Wednesday, November 10, 2010


Aid Transparency After the Election: Emerging Common Ground?

This is a guest post by Karin Christiansen, who is the Director of Publish What You Fund.

The shift to Republican control of the U.S. House of Representatives means aid transparency is set to emerge as an area of common ground.

As Representative John Boehner (R-OH) said in July this year, "The American people [...] deserve to be a part of an open and transparent process”. Representative Darrell Issa (R-CA) highlighted just last month that “much of the raw data about government spending and performance is not accessible” and has stated “The ultimate goal is full transparency and accountability” in a conversation referring to unanswered Freedom of Information requests.

Members of both parties have shown their commitment to greater transparency and an open government to ensure accountability and value for money to taxpayers. Recently launched websites such as data.gov, recovery.gov, and usaspending.gov now allow citizens to see how their tax dollars are spent and where their money is going.
The day after the midterm elections President Obama said “I think the American people want to see more transparency, more openness. [...] And I think if you take Republicans and Democrats at their word this is an area that they want to deliver on for the American people”.

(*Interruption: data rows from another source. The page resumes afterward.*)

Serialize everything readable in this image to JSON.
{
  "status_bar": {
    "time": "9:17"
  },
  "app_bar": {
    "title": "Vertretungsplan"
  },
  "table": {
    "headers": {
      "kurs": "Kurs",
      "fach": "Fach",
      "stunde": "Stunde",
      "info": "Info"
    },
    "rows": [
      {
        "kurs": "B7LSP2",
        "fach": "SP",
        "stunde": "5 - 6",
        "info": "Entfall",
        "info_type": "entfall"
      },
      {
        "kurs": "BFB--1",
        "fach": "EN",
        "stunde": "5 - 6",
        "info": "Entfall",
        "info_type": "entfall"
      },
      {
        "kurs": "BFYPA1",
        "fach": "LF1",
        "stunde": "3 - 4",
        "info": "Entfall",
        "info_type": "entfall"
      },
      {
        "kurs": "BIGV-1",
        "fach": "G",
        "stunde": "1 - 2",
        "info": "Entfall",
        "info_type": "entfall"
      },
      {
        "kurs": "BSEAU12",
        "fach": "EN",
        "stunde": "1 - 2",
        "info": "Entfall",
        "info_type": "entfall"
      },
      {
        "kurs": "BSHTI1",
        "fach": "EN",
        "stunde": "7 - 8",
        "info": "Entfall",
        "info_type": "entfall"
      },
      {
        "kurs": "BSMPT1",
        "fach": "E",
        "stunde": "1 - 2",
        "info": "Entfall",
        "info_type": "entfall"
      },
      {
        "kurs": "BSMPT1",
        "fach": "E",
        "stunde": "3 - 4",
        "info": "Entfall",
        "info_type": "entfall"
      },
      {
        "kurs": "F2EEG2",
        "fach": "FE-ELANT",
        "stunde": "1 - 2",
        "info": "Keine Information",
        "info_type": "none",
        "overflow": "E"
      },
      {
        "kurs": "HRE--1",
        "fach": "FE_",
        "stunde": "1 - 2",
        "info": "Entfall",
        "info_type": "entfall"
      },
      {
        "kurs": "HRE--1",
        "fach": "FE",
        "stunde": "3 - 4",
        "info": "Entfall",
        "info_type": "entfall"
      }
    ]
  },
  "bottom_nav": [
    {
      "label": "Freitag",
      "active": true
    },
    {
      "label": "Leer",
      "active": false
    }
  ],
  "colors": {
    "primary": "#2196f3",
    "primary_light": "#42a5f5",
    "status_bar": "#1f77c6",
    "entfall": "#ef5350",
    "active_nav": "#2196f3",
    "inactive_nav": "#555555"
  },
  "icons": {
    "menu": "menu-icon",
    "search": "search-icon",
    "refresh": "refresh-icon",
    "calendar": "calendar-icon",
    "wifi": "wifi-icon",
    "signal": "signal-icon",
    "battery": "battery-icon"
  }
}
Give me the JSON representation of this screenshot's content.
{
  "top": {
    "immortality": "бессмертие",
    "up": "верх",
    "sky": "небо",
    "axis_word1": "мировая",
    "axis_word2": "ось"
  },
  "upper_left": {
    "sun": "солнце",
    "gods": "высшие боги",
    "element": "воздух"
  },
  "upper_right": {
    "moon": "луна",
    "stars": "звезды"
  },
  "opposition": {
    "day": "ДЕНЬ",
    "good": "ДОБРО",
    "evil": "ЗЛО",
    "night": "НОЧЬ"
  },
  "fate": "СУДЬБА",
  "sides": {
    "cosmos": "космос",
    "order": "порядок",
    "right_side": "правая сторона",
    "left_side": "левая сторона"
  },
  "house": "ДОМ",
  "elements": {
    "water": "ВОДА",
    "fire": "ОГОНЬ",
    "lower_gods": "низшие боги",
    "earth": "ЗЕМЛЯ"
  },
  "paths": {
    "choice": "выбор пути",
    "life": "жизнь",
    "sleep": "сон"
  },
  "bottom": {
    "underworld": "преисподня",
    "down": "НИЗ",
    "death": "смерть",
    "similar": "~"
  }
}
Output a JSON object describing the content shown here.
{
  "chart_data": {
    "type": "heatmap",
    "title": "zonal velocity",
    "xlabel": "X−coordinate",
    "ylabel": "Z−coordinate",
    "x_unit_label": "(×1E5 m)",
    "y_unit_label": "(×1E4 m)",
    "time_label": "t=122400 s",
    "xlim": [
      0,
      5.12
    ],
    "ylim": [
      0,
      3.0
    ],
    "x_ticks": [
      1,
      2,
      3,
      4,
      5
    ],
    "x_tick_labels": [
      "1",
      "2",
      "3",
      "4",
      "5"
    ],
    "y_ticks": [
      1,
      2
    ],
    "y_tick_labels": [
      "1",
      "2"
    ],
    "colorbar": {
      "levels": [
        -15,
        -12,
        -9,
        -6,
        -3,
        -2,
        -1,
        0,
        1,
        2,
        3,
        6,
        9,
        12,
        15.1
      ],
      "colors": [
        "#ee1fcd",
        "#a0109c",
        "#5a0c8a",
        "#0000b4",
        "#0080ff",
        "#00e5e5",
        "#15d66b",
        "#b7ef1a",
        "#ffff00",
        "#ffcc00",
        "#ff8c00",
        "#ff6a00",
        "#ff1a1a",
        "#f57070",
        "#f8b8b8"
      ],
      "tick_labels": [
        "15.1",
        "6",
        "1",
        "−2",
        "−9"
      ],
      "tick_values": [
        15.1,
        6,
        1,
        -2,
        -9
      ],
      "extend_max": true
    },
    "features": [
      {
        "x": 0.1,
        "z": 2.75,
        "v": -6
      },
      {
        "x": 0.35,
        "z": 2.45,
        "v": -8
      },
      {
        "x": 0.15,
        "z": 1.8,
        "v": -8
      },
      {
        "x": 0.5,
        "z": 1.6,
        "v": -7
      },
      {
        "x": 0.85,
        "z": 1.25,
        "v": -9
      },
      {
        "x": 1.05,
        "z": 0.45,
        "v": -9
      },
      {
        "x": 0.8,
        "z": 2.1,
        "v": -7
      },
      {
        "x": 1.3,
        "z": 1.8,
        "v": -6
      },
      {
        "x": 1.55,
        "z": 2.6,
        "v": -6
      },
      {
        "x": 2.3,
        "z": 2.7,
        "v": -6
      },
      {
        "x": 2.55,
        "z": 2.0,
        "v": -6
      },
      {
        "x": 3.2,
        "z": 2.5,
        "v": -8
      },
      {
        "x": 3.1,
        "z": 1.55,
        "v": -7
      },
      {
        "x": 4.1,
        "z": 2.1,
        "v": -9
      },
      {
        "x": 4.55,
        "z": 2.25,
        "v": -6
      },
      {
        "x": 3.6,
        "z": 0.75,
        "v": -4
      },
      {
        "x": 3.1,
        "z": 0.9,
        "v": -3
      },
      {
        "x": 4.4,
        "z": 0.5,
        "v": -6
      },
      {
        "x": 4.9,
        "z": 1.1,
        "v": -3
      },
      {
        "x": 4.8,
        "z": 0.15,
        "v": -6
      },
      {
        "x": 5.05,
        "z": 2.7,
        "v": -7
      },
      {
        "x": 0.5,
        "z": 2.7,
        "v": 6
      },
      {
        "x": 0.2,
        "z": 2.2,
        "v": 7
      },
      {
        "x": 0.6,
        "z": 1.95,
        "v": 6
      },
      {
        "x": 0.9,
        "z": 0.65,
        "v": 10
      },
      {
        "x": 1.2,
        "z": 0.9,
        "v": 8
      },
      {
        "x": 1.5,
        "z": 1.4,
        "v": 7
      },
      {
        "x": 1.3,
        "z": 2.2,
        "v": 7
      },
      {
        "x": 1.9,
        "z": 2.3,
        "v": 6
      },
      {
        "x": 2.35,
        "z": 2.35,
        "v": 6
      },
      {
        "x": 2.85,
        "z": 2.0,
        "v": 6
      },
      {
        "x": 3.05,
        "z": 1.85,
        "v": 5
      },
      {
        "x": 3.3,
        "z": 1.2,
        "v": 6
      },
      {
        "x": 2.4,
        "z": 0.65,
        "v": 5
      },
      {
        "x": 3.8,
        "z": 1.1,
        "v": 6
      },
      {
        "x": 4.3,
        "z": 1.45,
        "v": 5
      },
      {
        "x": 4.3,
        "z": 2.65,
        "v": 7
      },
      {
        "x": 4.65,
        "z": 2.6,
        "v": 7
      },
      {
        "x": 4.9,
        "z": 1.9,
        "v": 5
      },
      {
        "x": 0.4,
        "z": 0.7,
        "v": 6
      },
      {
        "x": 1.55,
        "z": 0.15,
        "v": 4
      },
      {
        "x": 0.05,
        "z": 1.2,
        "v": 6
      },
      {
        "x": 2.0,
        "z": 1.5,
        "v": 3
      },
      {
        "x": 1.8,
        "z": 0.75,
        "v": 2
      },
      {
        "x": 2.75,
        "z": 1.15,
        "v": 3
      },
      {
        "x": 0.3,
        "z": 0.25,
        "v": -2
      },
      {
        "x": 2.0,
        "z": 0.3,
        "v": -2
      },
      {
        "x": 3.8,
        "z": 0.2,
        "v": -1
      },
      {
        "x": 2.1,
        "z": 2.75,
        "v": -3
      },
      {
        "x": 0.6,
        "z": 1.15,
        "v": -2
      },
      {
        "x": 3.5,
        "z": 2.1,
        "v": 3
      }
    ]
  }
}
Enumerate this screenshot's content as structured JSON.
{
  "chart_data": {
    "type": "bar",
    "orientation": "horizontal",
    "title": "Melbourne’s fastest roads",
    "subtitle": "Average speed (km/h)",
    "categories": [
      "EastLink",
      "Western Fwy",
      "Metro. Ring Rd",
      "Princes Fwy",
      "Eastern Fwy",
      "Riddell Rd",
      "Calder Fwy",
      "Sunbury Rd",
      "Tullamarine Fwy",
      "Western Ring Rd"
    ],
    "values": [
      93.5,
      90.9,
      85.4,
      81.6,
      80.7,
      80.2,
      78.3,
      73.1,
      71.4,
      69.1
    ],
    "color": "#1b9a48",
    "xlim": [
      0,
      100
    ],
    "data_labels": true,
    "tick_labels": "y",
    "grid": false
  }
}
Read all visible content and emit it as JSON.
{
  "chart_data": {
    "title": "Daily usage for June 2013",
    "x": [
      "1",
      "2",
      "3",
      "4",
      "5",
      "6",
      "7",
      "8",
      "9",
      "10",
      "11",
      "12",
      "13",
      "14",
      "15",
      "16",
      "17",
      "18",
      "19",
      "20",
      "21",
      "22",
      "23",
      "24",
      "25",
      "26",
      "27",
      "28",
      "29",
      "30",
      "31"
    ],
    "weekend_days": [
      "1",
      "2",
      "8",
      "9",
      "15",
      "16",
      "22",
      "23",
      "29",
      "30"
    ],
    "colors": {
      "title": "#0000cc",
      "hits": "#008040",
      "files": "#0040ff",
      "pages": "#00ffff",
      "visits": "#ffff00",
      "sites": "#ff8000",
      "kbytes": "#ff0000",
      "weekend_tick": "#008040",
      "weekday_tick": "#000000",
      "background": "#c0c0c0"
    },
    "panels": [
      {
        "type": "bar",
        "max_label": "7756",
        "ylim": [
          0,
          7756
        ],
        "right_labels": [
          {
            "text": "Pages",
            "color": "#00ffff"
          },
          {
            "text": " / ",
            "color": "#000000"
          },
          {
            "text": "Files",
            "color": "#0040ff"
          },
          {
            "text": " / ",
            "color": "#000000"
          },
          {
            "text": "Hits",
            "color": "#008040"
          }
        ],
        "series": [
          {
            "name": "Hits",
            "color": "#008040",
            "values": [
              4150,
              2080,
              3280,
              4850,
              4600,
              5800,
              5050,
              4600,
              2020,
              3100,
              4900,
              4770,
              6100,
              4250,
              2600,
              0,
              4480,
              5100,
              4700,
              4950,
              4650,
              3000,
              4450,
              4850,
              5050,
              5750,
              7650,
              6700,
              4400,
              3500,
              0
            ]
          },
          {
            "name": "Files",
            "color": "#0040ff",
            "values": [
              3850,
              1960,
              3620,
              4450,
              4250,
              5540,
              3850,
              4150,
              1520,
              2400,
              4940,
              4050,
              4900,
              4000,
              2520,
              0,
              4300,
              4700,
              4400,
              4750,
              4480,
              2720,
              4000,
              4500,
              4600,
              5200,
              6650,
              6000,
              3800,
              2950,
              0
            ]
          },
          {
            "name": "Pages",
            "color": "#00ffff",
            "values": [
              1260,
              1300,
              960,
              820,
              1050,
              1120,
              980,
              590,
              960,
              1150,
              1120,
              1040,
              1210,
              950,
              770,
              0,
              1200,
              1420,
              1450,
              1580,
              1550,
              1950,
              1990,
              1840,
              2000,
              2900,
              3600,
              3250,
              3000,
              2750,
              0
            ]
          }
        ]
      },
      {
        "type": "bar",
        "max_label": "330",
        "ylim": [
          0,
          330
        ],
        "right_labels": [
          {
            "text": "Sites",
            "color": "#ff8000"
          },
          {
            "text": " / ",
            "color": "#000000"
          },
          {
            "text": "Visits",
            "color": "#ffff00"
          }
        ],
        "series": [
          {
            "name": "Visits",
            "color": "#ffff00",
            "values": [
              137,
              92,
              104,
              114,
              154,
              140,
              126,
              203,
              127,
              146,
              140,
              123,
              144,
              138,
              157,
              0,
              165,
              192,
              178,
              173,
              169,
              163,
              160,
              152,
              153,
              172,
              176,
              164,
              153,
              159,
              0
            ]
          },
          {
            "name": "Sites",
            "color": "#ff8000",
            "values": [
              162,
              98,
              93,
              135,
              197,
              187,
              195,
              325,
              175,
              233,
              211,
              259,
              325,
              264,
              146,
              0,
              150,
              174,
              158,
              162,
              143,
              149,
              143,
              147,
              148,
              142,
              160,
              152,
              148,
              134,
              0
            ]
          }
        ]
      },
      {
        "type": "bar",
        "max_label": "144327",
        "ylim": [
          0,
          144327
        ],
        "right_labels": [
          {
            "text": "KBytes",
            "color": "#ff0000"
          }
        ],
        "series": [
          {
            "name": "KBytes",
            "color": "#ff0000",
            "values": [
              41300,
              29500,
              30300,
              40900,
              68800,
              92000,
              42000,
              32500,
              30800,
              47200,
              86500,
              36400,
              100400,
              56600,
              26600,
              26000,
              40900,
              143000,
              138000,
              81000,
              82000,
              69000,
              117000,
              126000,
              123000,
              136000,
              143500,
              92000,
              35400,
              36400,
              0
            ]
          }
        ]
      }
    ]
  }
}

A major focus on aid transparency is emerging within U.S. foreign assistance, with the launch of the U.S. “aid transparency initiative” and an “aid dashboard” as part of the new framework on aid effectiveness. These steps demonstrate the political will for accountability and aid transparency, yet real value for money is still not being delivered. What is needed to ensure that aid money is used to best effect is comparability. For more effective foreign assistance, U.S. efforts should complement those of other donors.

Currently, the U.S. gives over $20 billion in foreign assistance each year through nearly two dozen different agencies and mechanisms.  With the proliferation of agencies and increased funding levels, there has not been a sufficient effort to track where teh money is going and the impact it is having. 

Fundamental to getting the most out of information on foreign assistance is a common language operating between U.S. agencies and with other donors. Without a common language – the ability to map and match data – we cannot get the most out of information. Comparability is what turns more information into better information.

Only when aid information can be compared across U.S. agencies and with other donors will it be possible for legislators, taxpayers, and aid workers to tell if money is being put to the best use possible.  Without knowing what other donors and development agencies are planning, how do you know where to channel your own resources?  Similarly, without knowing what resources the national government and other donors are, say, putting into the Liberian health sector, how can you tell whether U.S. efforts are having an impact?

There is already a coalition of major donors developing a common language to address the need for comparability; the process is called the International Aid Transparency Initiative (IATI).  The U.S. needs to seize the opportunity to ensure the IATI standard works for American and ensure taxpayers' money is spent to best effect not just at home, but also abroad.